The experts consulted acknowledge that the lack of grain from Ukraine is causing the food market to collapse. On the one hand, because all products derived from cereals (flour, pasta, pastries, bread, pizzas…) have shot up their prices due to the fall in imports. And they will continue to do so in the coming months, said Juan Carlos Higueras, an expert professor of the agri-food sector at EAE Business School.

In addition, farmers have to take into account rising costs for fertilizers and fuels, which will drive up the prices of fruit and vegetables.

And on the other hand, as farmers face rising costs as animal feed (grain derivatives) makes their production more expensive to a point where some consider reducing or leaving the business.

“Livestock farmers are paying much more expensive feed for their animals, driving up meat prices,” explains Higueras, who predicts that after the summer there will be a shortage of chicken meat in supermarkets because it is animals that eat a lot of grains and ranchers are already making losses, which “production will decrease and prices will rise sharply”.

If the evolution is seen since 2021, there was already an increase in agricultural food, which an Allianz report calculates at 31%, something that has blown the war and predicts it will increase by another 23% in 2022 due to the increase of inputs (fuel, electricity, fertilizers…).

Despite the increase in food prices, the company calculates that retail prices have only been adjusted by 6%, meaning that less than half of the increase in producer prices has been passed on to the final consumer.

So is the solution to grow more?
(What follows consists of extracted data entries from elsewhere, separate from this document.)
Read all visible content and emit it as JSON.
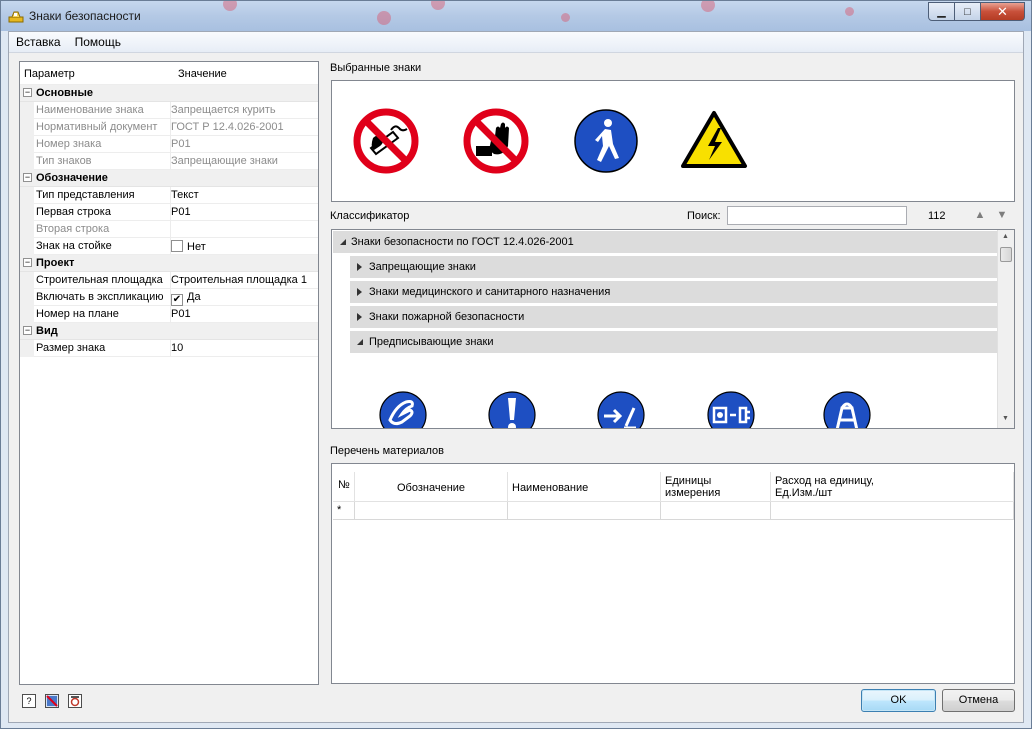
{
  "window": {
    "title": "Знаки безопасности"
  },
  "menu": [
    "Вставка",
    "Помощь"
  ],
  "propgrid": {
    "col_param": "Параметр",
    "col_value": "Значение",
    "categories": [
      {
        "name": "Основные",
        "toggle": "−",
        "rows": [
          {
            "label": "Наименование знака",
            "value": "Запрещается курить",
            "dim": true
          },
          {
            "label": "Нормативный документ",
            "value": "ГОСТ Р 12.4.026-2001",
            "dim": true
          },
          {
            "label": "Номер знака",
            "value": "P01",
            "dim": true
          },
          {
            "label": "Тип знаков",
            "value": "Запрещающие знаки",
            "dim": true
          }
        ]
      },
      {
        "name": "Обозначение",
        "toggle": "−",
        "rows": [
          {
            "label": "Тип представления",
            "value": "Текст"
          },
          {
            "label": "Первая строка",
            "value": "P01"
          },
          {
            "label": "Вторая строка",
            "value": "",
            "dim_label": true
          },
          {
            "label": "Знак на стойке",
            "value": "Нет",
            "checkbox": false
          }
        ]
      },
      {
        "name": "Проект",
        "toggle": "−",
        "rows": [
          {
            "label": "Строительная площадка",
            "value": "Строительная площадка 1"
          },
          {
            "label": "Включать в экспликацию",
            "value": "Да",
            "checkbox": true
          },
          {
            "label": "Номер на плане",
            "value": "P01"
          }
        ]
      },
      {
        "name": "Вид",
        "toggle": "−",
        "rows": [
          {
            "label": "Размер знака",
            "value": "10"
          }
        ]
      }
    ]
  },
  "selected": {
    "label": "Выбранные знаки",
    "signs": [
      "no-smoking-sign-icon",
      "no-touch-sign-icon",
      "pedestrian-sign-icon",
      "high-voltage-sign-icon"
    ]
  },
  "classifier": {
    "label": "Классификатор",
    "search_label": "Поиск:",
    "search_value": "",
    "count": "112",
    "root": "Знаки безопасности по ГОСТ 12.4.026-2001",
    "groups": [
      {
        "label": "Запрещающие знаки",
        "open": false
      },
      {
        "label": "Знаки медицинского и санитарного назначения",
        "open": false
      },
      {
        "label": "Знаки пожарной безопасности",
        "open": false
      },
      {
        "label": "Предписывающие знаки",
        "open": true
      }
    ],
    "signs": [
      "protective-gloves-sign-icon",
      "attention-sign-icon",
      "switch-off-sign-icon",
      "unplug-sign-icon",
      "harness-sign-icon"
    ]
  },
  "materials": {
    "label": "Перечень материалов",
    "columns": {
      "num": "№",
      "designation": "Обозначение",
      "name": "Наименование",
      "units_1": "Единицы",
      "units_2": "измерения",
      "rate_1": "Расход на единицу,",
      "rate_2": "Ед.Изм./шт"
    },
    "new_row_marker": "*"
  },
  "buttons": {
    "ok": "OK",
    "cancel": "Отмена"
  },
  "colors": {
    "prohibit_red": "#e0001a",
    "mandatory_blue": "#1e4fc2",
    "warning_yellow": "#f8e000",
    "tree_row": "#dcdcdc"
  }
}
It’s not that easy. Our country harvests 25.4 million tons of grain per year, but the Spaniards consume 36, which makes us a net importer of grain.

And Brussels has raised its hand to cultivate the land it was forced to keep fallow, but it’s only about 600,000 hectares of which it’s not even known whether farmers will want to work because of rising production costs. “Cultivating fallow land means rotating the land more, depleting it for new crops. You need more fertilizers and that probably won’t be profitable at current prices,” says the EAE Business School professor.

The PAC, for its part, also admitted to the temporary easing of phytosanitary requirements (insecticides) for grain imports from previously much more heavily monitored countries, such as Argentina and Brazil. Something that will “dampen” the effect of the lack of Ukrainian grain, but will not cover all autumn, adding the prices at which this product is imported from the other side of the world, with cargo ships crossing the Atlantic .

In 2021, when only Putin knew that the invasion would take place a few months later, Spain mainly imported cereals from France, Ukraine and Brazil, with a purchase volume of 3,343 million euros. But the conflict broke out and everything changed.

While our country positioned Ukraine as the main supplier of grains in January and February (respectively 222.5 and 198 million euros), almost doubling purchases from France, the downward trend started in March, ending April with only 5 million euros in Ukrainian grain imports. Of the Exporters Club, its president, Antonio Bonet, notes that since the beginning of the 21st century, Ukraine has become, together with France, the main supplier of this product for Spain, alternating between the first and second positions.